Now, let's have a look at the coefficients of design2:

• The intercept and GroupControl coefficient, same interpretation as before.
• The X1-X5 coefficients, representing the spline fit to the AA group against time. This is despite the fact that they do not have "AA" in their column names, which stresses the need to actually look at the design matrix.
• The GroupControl:X1-X5 coefficients, which now represent the difference in the spline fits between the AA and Control groups. This can be interpreted as the effect of time on the log-fold change between groups.

So, the GroupControlX5 coefficient does not have the same meaning between design1 and design2. In the first design, it represents (part of) the effect of time on expression in the control group, whereas in the second design, it represents the effect of time on the log-fold change between the control and AA groups. Little wonder, then, that you get different results.

That said, it's rarely sensible to drop individual spline coefficients. They are not easily interpreted by themselves, as the piecewise spline functions are constructed from all coefficients. If you want to test for a time effect, you should drop all 5 spline coefficients together.
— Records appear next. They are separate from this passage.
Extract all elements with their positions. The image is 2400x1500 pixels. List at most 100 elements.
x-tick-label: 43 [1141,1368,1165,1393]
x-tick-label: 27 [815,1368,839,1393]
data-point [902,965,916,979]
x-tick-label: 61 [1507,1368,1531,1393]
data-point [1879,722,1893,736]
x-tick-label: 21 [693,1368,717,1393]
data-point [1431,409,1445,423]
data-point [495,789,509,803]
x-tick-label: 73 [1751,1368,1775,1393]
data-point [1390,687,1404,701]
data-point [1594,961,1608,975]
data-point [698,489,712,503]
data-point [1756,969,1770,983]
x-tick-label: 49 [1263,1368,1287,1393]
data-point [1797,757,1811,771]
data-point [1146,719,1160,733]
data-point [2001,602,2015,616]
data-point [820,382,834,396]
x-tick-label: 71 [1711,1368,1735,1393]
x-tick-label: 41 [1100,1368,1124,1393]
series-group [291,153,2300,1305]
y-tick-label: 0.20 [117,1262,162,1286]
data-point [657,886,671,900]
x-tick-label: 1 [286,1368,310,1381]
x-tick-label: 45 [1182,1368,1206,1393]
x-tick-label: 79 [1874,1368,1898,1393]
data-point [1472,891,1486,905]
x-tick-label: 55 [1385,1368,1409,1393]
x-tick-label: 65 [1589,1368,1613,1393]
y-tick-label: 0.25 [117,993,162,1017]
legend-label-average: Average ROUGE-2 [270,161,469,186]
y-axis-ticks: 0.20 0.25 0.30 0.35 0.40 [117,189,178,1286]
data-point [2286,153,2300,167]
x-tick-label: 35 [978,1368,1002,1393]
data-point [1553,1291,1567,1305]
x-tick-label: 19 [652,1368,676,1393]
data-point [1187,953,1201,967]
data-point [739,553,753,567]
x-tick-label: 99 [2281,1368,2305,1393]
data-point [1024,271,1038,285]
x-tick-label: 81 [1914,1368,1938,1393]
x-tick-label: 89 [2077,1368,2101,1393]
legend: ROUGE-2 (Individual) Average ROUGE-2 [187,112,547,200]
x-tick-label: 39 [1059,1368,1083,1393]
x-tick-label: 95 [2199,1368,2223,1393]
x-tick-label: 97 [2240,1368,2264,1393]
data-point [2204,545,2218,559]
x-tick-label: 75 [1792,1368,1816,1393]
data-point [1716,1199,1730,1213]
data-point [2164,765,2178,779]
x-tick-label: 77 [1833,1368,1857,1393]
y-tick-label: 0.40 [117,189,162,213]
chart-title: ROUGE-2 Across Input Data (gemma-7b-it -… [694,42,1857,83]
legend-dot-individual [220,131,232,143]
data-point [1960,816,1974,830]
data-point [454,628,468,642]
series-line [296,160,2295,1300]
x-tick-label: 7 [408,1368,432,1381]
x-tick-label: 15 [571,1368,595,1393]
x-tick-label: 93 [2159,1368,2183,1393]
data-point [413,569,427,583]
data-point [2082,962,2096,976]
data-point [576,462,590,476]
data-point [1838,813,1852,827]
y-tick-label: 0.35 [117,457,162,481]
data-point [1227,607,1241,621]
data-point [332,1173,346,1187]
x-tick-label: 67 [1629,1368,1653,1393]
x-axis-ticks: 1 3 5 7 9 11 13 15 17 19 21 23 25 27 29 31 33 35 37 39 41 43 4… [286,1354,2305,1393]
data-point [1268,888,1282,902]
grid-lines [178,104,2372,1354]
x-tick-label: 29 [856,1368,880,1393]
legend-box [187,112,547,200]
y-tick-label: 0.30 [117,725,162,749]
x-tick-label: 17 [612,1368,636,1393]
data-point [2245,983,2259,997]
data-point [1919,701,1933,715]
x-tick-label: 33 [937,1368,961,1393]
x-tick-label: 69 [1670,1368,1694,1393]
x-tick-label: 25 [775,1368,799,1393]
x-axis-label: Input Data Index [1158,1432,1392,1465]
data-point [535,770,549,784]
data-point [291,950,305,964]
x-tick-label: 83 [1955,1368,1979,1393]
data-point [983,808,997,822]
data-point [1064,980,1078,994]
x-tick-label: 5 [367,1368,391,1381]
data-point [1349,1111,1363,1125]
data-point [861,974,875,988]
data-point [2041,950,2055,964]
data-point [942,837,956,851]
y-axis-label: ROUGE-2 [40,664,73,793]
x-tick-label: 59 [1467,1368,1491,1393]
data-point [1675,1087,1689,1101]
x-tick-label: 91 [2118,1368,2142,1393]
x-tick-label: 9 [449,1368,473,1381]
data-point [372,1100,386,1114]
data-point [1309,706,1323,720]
Thank you very much for your explanation!

1
22 months ago by
Gordon Smyth35k
Walter and Eliza Hall Institute of Medical Research, Melbourne, Australia
Gordon Smyth35k wrote:

I guess you want to find genes for which the time trend is different between the two conditions. In that case,

topTable(fit2, coef=8:12)

will give you what you want.

You could conduct the same test using the first design matrix, but you would need to extract contrasts. For this test, the second design matrix is simpler.